Correa ha assicurato che con una miglior distribuzione delle risorse si potrà eliminare ogni forma di povertà ed ha annunciato che il suo paese prenderà importanti misure in questo senso, che completino il lavoro che è stato fatto sino ad oggi.
“Attualmente ci sono 68 milioni di latinoamericani che vivono in miseria, e nella tappa di sviluppo dei nostri paesi dobbiamo eliminare ogni forma di povertà”, ha sostenuto Correa complimentandosi con Evo Morales e Dilma Rouseff per le loro rielezioni piene di legittimità democratica.
“Condanniamo qualsiasi tipo d’ingerenza contro i paesi e i processi democratici, ha dichiarato, e condanniamo anche le aggressioni e le guerre economiche contro la Repubblica Bolivariana del Venezuela.
“Noi ci congratuliamo per il ristabilimento pieno delle relazioni tra Cuba e gli Stati Uniti”, ha aggiunto. Della CELAC ha detto che “deve stimolare una nuova architettura finanziaria
regionale", ed è chiamata a giocare un ruolo fondamentale nel cambio d’epoca che stiamo vivendo. ê il nostro spazio di dialogo tra uguali, con la regione e con il mondo.”
“Sempre che sia possibile dovremo agire con posizioni comuni per far sì che si ascolti meglio la nostra voce”, ha precisato.
Correa ha risaltato la necessità per il continente di mantenersi uniti di
fronte a un mondo sempre più capitalizzato. “Uniti saremo noi ad imporre le condizioni al capitale in funzione del benessere del popolo.”
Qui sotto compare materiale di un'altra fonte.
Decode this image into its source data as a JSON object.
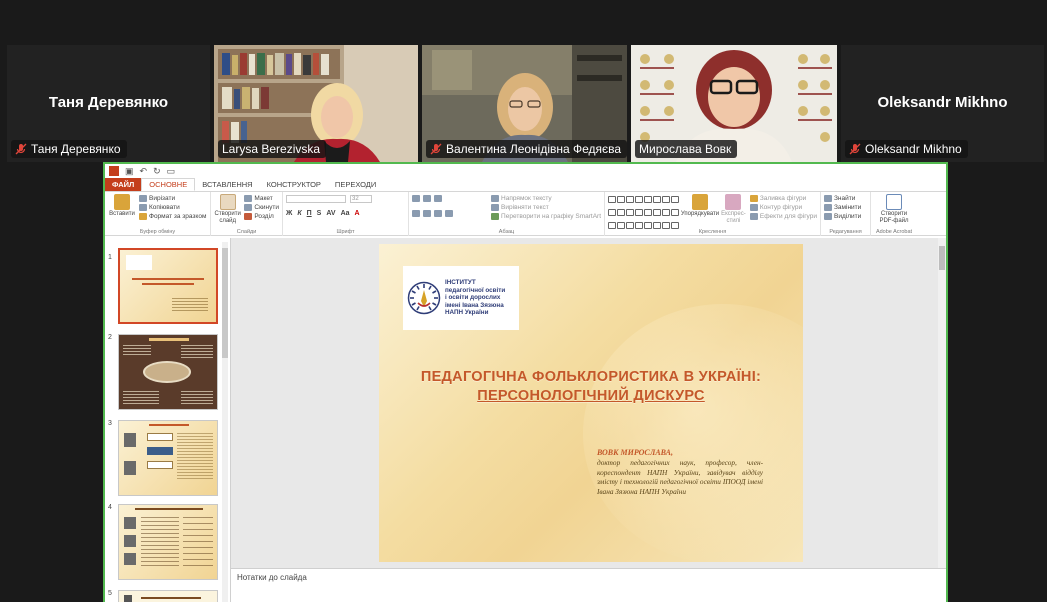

Il mondo del futuro è un mondo di blocchi, la Celac è la speranza per avere, noi dell’America Latina e dei Caraibi, un dialogo egualitario con l’America del Nord”, ha sottolineato.
Poi ha segnalato le necessità di realizzare i piani elaborati nel Forum Cina – Celac, e di definire priorità, interessi e la nostra relazione con l’Unione Europea e irrobustire la cooperazione sud sud.
“Separati non siamo niente. Dobbiamo realizzare interventi congiunti nella ONU per far sì che le nostre posizioni prendano vita nell’ordine internazionale”, ha detto.
“Dobbiamo irrobustire la Celac nel contesto mondiale, come interlocutore e
stendardo dei nostri ideali: questa è un’altra meta dell’Ecuador.
Fratelli in questo XXI secolo, dobbiamo dare più fiducia alla supremazia dell’essere umano sul capitale. L’essere umano non può essere schiavo del capitale”, ha dichiarato Correa.
Poi ha salutato l’espressione democratica del popolo greco che ha deciso di prendere il suo destino tra le proprie mani. “L’America Latina e i Carabi, ha aggiunto, sono diventati lo stendardo internazionale del recupero della dignità, attraverso l’applicazione di politiche pubbliche.
Nel suo energico discorso, il presidente Correa ha richiamato “a non temere il ruolo che la storia ci ha dato. Dobbiamo avere fede”, ha sottolineato.
Finalmente ha ricordato le parole di Salvador Allende, quando disse che l’America Latina avrà una voce di continente che sarà rispettata e udita, perchè sarà la voce dei popoli padroni del proprio destino.